Qantas will further cut its domestic flight schedule in response to rising fuel prices as the airline announced it would give nearly 20,000 employees a $5,000 payment to share the benefits of the recovery.
The announcement comes as airports braced for a period of massive demand driven by a school holiday rush, and as the federal government confirmed, Qantas had the highest number of cancellations from any domestic airline last month†
Passenger numbers are expected to rise to pre-pandemic levels from Friday, the last day of the Victoria and Queensland school year. Schools close a week later in New South Wales and Western Australia.
Qantas said Thursday it would “go all out” to ensure disruptions travelers face at Easter were not repeated during the holiday period.
The airline has tried to put some of the blame on staff shortages at airports, with Qantas chief Alan Joyce reportedly writing to airport chiefs to raise the issue.
In a market update on Friday, the airline predicted it would make a significant loss of between $450 million and $550 million this year, with the Qantas group forecasting a return to underlying profit in the next financial year.
It also announced it will give 19,000 employees a $5,000 payment once the new business negotiation deals are finalized for them. Qantas will spend approximately $87 million on employee benefits. The payment comes after a company-wide pay freeze of two years.
In a statement, Joyce said the company “cannot afford to permanently increase salaries above the two percent threshold that we have set, but we can afford to make this one-time payment on top of the Qantas stock rights that we have. we have already given.” †
For July and August, the airline will reduce capacity by another 5%, on top of the 10% it had already announced. The 15% capacity reduction will last through September, with a 10% capacity reduction from October to March. The airline will contact customers booked on flights that are being postponed.
While Qantas didn’t announce a reduction in its international capacity Friday, it said the group will fly at 83% of pre-Covid levels by its fiscal quarter starting in July — a 90% drop in the current quarter.
Ahead of the July holiday season, Qantas also tried to thank customers “for their patience and understanding” during what was “a challenging restart for the industry worldwide”.
Qantas has been heavily criticized for baggage delays and poor on-time performance this year, with the Transport Workers’ Union claiming the airline’s decision to outsource baggage handling personnel is adding to the problems.
Qantas said ground handling staff will increase by 15% during the July holiday compared to staffing levels during the Easter holiday.
The TWU criticized the condition that employees would not receive the $5,000 payment until their relevant EBA was completed — and called for payments to be made to all employees, including recently outsourced ground handlers.
“The liabilities associated with this sham payment are simply more wage suppression tactics that Qantas has become accustomed to under the 15-year Joyce regime. All employees, especially those illegally fired by Qantas management, owe this payment and much more,” said National Secretary Michael Kaine.

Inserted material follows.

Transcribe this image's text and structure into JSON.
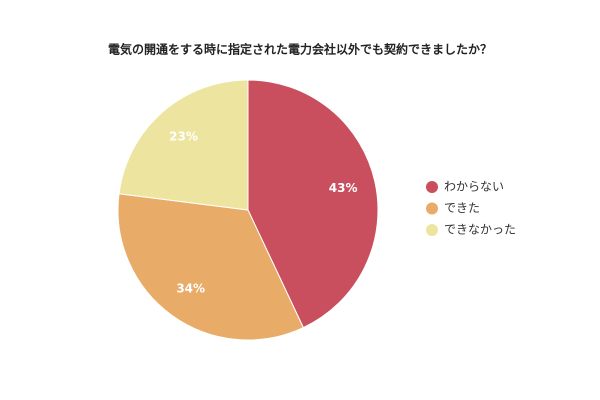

“This tactic kills two birds with one stone: distract the angry public that Qantas will be the worst performing airline, and pressure workers to accept wage freezes that will crush wages and conditions at the airport for decades,” Kaine said.

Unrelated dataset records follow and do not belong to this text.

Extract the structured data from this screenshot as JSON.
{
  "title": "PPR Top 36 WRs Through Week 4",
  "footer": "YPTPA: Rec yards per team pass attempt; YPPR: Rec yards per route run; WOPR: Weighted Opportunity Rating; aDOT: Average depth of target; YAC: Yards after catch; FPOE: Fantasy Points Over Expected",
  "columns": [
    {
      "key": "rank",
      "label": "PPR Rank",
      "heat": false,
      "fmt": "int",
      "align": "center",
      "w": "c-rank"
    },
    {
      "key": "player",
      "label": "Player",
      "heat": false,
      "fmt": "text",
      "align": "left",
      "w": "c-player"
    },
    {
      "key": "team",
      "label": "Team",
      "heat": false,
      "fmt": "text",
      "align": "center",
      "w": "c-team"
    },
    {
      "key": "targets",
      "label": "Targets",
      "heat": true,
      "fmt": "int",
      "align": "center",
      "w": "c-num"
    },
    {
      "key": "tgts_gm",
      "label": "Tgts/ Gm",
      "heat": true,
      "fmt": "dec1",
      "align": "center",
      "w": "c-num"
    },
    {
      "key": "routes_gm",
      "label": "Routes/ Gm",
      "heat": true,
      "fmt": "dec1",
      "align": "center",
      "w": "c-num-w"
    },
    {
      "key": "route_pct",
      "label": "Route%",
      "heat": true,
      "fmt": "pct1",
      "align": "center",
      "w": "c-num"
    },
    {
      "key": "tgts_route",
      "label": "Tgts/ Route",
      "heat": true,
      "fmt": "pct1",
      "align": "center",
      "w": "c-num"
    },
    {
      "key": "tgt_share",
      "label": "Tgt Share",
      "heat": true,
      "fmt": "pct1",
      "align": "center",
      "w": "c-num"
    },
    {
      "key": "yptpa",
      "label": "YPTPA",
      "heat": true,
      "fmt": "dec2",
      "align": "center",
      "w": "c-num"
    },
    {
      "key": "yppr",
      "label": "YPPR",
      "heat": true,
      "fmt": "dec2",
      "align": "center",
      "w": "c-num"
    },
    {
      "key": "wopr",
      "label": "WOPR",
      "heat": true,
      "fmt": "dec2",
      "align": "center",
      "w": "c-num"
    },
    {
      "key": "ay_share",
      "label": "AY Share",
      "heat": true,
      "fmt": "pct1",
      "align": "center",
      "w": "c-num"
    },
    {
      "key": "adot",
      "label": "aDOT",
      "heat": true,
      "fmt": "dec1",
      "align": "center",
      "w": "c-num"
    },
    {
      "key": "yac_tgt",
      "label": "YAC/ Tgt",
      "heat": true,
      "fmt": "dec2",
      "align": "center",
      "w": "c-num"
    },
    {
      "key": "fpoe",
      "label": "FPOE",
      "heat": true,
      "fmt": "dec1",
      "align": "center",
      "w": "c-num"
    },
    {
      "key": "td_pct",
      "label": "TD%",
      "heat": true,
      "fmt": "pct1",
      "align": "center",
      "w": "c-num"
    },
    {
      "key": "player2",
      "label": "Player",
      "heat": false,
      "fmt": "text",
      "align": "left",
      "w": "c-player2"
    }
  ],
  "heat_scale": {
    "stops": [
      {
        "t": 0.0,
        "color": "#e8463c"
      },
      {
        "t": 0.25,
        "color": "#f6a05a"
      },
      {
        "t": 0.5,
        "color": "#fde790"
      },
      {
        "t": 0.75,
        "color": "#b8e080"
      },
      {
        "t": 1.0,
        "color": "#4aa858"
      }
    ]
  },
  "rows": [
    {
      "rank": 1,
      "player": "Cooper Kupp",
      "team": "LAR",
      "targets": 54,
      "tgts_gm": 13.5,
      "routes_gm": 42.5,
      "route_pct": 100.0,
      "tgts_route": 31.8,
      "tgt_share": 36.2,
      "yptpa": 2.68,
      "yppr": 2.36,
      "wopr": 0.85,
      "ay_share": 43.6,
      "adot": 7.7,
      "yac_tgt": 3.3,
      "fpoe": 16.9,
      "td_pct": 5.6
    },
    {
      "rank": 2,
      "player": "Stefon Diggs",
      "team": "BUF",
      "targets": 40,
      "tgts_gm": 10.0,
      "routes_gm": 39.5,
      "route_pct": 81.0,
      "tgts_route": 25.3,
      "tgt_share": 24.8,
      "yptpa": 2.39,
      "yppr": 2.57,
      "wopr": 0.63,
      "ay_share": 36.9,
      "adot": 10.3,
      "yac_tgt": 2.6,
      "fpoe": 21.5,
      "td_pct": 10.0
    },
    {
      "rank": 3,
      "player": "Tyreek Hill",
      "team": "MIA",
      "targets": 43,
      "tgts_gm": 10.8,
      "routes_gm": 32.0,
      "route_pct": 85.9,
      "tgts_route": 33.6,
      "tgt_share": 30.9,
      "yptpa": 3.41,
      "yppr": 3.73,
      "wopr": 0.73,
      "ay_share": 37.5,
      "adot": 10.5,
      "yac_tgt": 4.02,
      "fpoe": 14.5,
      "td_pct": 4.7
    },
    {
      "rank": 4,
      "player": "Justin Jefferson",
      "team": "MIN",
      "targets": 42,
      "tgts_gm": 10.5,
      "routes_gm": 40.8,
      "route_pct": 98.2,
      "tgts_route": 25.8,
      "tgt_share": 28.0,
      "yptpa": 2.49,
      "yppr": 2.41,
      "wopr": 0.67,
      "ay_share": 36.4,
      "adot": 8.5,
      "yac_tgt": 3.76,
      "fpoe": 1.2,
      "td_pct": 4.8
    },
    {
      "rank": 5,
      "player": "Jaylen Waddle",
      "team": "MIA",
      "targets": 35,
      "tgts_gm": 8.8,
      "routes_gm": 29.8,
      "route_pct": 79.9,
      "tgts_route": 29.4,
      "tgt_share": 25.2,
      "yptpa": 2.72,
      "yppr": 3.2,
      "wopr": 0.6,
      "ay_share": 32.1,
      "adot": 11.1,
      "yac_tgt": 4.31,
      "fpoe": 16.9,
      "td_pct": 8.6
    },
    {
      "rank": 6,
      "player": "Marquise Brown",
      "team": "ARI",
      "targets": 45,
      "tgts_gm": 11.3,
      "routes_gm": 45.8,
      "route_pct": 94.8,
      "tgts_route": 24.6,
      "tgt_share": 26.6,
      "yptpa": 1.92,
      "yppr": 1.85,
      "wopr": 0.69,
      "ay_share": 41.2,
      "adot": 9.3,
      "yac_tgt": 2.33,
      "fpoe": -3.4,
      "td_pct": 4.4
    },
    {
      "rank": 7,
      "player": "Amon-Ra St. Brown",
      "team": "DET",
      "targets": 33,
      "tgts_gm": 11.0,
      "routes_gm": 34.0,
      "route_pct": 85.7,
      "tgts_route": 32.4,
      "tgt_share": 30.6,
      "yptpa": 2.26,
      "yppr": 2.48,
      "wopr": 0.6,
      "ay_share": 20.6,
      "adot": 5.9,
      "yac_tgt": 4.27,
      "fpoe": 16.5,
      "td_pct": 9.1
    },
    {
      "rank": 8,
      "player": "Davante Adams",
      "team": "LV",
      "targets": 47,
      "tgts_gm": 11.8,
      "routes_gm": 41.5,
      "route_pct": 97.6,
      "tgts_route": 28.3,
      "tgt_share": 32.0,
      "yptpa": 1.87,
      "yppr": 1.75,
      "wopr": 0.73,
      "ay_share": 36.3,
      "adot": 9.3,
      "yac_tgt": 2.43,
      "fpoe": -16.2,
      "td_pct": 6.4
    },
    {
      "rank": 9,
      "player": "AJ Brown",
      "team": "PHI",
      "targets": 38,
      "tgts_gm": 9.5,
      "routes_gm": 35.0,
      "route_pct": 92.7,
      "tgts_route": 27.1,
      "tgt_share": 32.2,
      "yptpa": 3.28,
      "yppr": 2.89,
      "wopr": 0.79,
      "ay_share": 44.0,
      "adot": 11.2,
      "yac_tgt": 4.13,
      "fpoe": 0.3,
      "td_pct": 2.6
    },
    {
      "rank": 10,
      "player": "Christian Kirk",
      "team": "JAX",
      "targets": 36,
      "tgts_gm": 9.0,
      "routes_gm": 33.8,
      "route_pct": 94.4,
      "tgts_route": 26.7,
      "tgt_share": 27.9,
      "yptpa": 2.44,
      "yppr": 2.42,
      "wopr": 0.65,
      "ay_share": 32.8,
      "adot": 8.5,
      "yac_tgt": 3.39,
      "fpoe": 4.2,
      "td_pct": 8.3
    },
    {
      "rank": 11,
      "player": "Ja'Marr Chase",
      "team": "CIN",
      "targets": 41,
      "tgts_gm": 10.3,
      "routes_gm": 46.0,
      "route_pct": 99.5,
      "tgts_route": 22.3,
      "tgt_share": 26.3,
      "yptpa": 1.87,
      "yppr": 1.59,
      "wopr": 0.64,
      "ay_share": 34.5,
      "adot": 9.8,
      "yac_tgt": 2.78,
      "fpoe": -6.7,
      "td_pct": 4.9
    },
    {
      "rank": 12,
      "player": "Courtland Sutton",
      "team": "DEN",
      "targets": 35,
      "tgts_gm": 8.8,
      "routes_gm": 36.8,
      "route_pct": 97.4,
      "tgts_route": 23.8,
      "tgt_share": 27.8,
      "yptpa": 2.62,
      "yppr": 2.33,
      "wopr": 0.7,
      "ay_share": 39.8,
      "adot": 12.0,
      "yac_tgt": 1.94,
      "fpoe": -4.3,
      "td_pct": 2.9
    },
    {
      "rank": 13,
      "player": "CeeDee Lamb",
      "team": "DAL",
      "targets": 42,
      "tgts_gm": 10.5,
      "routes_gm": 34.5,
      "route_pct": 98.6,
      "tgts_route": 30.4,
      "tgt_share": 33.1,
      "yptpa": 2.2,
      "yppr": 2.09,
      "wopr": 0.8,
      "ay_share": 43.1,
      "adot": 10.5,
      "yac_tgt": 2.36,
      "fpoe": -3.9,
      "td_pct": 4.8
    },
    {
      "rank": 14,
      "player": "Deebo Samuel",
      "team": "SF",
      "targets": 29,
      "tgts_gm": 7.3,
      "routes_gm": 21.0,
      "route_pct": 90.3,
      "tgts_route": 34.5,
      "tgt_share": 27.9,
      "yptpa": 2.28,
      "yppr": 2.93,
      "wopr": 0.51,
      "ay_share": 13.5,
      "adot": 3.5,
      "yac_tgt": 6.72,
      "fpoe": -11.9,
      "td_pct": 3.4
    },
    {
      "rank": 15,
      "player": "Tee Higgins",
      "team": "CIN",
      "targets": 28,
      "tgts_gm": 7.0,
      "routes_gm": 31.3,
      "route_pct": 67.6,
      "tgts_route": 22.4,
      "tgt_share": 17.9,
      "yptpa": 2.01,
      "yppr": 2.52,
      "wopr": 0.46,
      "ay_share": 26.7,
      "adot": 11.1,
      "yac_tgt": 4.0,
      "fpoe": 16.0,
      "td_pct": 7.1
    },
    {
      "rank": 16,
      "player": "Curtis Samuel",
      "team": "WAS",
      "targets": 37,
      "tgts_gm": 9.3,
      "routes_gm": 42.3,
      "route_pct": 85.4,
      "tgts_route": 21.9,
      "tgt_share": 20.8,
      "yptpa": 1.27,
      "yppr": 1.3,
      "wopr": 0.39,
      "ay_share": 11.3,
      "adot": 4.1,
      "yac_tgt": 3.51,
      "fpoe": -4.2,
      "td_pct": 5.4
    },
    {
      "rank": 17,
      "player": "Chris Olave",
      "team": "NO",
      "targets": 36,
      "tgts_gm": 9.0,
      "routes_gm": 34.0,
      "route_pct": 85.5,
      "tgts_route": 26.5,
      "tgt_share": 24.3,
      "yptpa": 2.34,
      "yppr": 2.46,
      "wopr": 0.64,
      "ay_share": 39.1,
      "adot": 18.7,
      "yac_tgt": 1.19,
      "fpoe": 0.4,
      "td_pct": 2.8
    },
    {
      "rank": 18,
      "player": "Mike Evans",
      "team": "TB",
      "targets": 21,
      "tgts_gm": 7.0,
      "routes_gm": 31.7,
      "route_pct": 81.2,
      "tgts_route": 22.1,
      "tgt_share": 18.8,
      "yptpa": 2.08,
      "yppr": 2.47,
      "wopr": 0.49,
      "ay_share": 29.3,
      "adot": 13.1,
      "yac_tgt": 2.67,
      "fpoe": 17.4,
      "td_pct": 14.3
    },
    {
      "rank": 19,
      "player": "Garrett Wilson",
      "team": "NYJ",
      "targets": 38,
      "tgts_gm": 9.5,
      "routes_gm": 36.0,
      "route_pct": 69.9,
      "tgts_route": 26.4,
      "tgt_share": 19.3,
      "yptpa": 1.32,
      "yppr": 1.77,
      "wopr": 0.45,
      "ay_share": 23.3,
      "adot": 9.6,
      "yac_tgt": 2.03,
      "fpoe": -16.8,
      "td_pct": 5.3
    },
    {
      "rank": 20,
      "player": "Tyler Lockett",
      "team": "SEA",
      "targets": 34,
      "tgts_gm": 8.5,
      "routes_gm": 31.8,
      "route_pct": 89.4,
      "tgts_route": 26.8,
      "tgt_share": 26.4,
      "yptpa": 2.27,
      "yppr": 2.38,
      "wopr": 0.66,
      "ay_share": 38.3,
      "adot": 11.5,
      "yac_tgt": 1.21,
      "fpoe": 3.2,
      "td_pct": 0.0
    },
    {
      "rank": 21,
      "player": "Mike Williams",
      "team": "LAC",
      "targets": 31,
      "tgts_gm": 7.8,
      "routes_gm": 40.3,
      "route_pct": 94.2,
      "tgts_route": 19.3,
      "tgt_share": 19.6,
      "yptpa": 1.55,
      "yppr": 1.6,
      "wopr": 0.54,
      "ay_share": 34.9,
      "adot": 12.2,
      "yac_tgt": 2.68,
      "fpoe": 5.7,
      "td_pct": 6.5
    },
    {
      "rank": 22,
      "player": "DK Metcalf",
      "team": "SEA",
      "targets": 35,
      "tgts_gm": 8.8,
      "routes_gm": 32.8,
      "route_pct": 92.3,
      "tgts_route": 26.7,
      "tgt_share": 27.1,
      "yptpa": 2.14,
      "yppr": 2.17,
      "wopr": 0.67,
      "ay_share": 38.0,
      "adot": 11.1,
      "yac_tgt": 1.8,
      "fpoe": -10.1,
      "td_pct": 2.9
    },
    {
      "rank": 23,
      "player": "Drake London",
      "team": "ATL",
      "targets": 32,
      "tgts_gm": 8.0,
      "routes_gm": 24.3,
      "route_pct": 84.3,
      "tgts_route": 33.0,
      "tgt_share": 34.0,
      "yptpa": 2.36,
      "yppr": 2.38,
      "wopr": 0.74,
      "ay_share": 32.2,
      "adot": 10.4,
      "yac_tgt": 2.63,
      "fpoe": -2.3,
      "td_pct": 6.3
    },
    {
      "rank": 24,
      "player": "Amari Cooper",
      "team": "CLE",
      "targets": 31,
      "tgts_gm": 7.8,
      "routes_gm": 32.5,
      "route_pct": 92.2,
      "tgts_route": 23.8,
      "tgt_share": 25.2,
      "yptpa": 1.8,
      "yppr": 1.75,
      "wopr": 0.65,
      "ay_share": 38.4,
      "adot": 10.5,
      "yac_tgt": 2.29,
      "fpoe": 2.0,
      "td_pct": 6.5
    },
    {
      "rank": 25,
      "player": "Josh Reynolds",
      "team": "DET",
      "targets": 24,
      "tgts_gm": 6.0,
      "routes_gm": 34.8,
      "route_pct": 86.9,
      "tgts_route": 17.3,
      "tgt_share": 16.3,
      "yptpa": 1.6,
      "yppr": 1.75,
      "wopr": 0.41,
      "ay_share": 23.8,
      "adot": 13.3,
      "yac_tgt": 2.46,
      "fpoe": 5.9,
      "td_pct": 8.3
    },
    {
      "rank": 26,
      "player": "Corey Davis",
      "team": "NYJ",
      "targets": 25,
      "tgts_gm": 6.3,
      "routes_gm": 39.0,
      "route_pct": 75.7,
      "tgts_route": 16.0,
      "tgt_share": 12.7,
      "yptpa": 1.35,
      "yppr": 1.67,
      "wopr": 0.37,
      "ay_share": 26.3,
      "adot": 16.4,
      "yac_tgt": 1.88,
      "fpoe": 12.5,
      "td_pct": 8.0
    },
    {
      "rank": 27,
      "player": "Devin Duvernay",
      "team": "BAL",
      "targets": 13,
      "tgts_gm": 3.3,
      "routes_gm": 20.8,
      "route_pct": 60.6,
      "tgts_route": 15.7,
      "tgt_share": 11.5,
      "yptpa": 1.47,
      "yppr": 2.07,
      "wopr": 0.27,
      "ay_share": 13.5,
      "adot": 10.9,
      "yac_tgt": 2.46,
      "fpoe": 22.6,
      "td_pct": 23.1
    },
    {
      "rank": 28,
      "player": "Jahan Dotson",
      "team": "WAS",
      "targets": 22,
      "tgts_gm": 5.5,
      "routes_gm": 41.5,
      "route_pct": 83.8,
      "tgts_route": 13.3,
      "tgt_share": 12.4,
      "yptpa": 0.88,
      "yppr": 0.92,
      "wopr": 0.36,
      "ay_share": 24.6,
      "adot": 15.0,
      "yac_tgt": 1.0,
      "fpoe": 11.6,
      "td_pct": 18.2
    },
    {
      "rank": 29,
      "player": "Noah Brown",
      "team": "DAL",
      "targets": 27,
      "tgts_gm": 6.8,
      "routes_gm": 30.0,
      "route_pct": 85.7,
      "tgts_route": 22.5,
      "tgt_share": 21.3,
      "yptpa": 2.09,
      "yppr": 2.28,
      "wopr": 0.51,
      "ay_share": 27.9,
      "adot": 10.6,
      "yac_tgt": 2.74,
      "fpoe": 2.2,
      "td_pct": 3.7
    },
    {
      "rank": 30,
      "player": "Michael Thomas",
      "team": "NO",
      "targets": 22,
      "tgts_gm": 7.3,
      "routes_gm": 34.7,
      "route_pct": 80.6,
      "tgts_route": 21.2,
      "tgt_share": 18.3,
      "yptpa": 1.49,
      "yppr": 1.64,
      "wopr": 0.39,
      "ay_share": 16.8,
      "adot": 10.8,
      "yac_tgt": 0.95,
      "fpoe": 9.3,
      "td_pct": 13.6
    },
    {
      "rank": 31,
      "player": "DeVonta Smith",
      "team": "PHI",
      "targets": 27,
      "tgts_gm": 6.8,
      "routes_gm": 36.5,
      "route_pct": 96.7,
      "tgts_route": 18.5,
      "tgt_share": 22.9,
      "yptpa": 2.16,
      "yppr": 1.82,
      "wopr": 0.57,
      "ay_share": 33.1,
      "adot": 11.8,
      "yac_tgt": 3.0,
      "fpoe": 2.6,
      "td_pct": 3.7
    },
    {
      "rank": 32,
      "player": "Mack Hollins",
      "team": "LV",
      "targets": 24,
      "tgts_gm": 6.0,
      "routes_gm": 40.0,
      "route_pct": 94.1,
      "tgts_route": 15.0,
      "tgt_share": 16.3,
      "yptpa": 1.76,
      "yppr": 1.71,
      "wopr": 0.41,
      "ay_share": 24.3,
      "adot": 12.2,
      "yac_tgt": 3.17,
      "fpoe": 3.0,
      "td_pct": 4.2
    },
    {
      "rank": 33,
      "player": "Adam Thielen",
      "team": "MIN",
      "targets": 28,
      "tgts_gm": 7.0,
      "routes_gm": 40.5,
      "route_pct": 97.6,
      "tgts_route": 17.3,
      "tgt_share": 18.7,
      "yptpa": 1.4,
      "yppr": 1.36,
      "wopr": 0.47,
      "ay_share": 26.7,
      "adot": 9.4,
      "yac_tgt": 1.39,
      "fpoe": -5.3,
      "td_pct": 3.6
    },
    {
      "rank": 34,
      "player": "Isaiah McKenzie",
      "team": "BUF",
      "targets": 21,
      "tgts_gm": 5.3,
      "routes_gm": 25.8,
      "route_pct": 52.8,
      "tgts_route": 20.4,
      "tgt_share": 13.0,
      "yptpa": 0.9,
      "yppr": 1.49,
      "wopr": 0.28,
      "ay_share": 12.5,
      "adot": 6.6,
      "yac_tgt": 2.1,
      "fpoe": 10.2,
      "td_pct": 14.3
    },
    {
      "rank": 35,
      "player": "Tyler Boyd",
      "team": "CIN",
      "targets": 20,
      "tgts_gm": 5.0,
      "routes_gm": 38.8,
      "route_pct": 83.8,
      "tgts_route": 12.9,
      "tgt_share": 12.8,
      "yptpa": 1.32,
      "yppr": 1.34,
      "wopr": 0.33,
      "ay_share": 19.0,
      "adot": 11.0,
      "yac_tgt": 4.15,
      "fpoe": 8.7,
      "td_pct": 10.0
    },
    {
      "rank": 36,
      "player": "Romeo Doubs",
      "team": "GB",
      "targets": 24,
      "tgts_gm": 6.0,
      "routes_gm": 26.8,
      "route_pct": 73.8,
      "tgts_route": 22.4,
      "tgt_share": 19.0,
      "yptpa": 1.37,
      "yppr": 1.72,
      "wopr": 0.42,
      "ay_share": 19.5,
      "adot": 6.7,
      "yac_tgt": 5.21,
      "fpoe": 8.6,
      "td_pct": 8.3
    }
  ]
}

Joyce also announced on Friday that the CEO of budget airline Jetstar, Gareth Evans, will step down from his position in December.
Figures from the Ministry of Transport showed that the Qantas network had an on-time arrival rate of 60.7% in May, compared to Virgin Australia at 65.7% and Rex at 75.5%.
Qantas also recorded the highest number of cancellations in May at 7.6%, while Rex Airlines recorded the lowest at 1.4%.
The regional airline took a jab at its competitor over the latest data.
“Rex treats its customers with respect and decency; we are not canceling flights en masse and we are not losing truckloads of luggage from our passengers,” the airline said in a statement on Thursday.
Sydney Airport predicts that more than 2 million passengers will pass through between June 24 and July 17, with 1.5 million expected to take domestic flights.
Melbourne Airport expects similar figures, with more than 2.1 million people expected to pass through its terminals.
Sydney Airport Director Geoff Culbert warned passengers to prepare for queues amid widespread staffing problems.
“The root cause of these challenges is that every airport company is rebuilding its workforce in the tightest job market in nearly half a century,” he said.